Il est indispensable que davantage de fonds pour répondre aux urgences alimentaires soient rendus disponibles et effectivement débloqués dès que les signes avant-coureurs d’une crise sont clairement identifiés. Dans le système actuel, les interventions d’urgence de grande échelle ne trouvent de financement que lorsque les taux de malnutrition atteignent un stade critique, au prix de nombreuses vies. Le coût de la réponse devient lui aussi bien plus important. Save the Children et Oxfam exhortent les Etats à revoir leurs modes de réponses aux crises alimentaires, conformément à ce qui est prévu par la Charte pour éradiquer la faim, un document déjà approuvé par nombre de personnalités influentes dans le monde.

« Nous sommes tous responsables du retard pris dans la réponse à une crise qui a coûté bien des vies dans l’Est de l’Afrique. Il est essentiel que nous en tirions les leçons », souligne Barbara Stocking, directrice d’Oxfam. « Il est particulièrement choquant que les populations les plus pauvres soient encore une fois les victimes de notre incapacité à intervenir rapidement et de façon déterminante. Nous savons parfaitement qu’en agissant en amont, nous sauvons des vies.
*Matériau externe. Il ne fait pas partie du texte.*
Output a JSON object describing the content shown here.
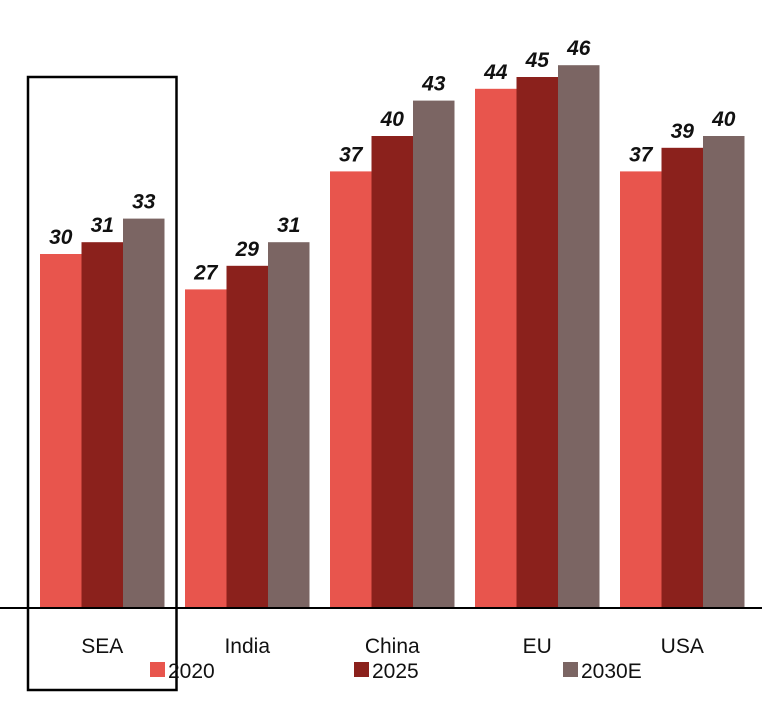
{
  "chart_data": {
    "type": "bar",
    "categories": [
      "SEA",
      "India",
      "China",
      "EU",
      "USA"
    ],
    "series": [
      {
        "name": "2020",
        "values": [
          30,
          27,
          37,
          44,
          37
        ],
        "color": "#E8554D"
      },
      {
        "name": "2025",
        "values": [
          31,
          29,
          40,
          45,
          39
        ],
        "color": "#8B211C"
      },
      {
        "name": "2030E",
        "values": [
          33,
          31,
          43,
          46,
          40
        ],
        "color": "#7B6563"
      }
    ],
    "highlighted_category": "SEA",
    "legend_position": "bottom",
    "grid": false,
    "ylim": [
      0,
      50
    ]
  }
}
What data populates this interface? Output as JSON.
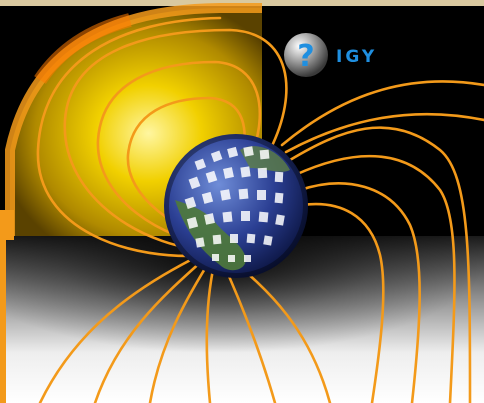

Mais la culture de l’attentisme et des économies de court terme, largement partagée par les organisations humanitaires, implique que nombre d’entre elles ont renâclé à dépenser de l’argent avant que la crise ne soit bel et bien confirmée ».

« Cette situation intolérable doit prendre fin : il est impensable que le monde puisse faire semblant de ne pas voir une crise annoncée et ne commence à s’en occuper qu’à partir du moment où des images dramatiques d’enfants mal-nourris sont diffusés à la télévision », affirme Justin Forsyth, directeur de Save the Children. « Les signes avant-coureurs de la crise étaient extrêmement clairs. Si davantage de fonds avaient été débloqués au moment crucial, la souffrance de milliers d’enfants aurait pu être évitée. Pour faire en sorte qu’une crise de cette ampleur n’arrive jamais plus, tous les gouvernements dt signer la Charte pour éradiquer la faim ».

Bien qu’il reste difficile d’évaluer très exactement combien sont morts de la sécheresse, le gouvernement britannique estime qu’entre 50 000 et 100 000 personnes sont décédées entre avril et août 2011. Plus de la moitié étaient des enfants âgés de moins de cinq ans. A l’heure actuelle, la Somalie est le pays où la crise alimentaire sévit le plus fortement, avec des centaines de milliers de personnes toujours menacées

Le rapport, publié en amont des sommets internationaux de Davos et de l’Union Africaine, fait office de rappel à l’ordre alors que la communauté internationale doit impérativement se préparer à agir au plus vite pour prévenir la catastrophe qui s’annonce en Afrique de l’Ouest, où une crise alimentaire se prépare et menace des millions de personnes. Une étude menée récemment par Save the Children au Niger estime que les moyens financiers, en carburant et en nourriture des familles vivant dans les zones les plus touchées de la région sont un tiers inférieurs au minimum de survie.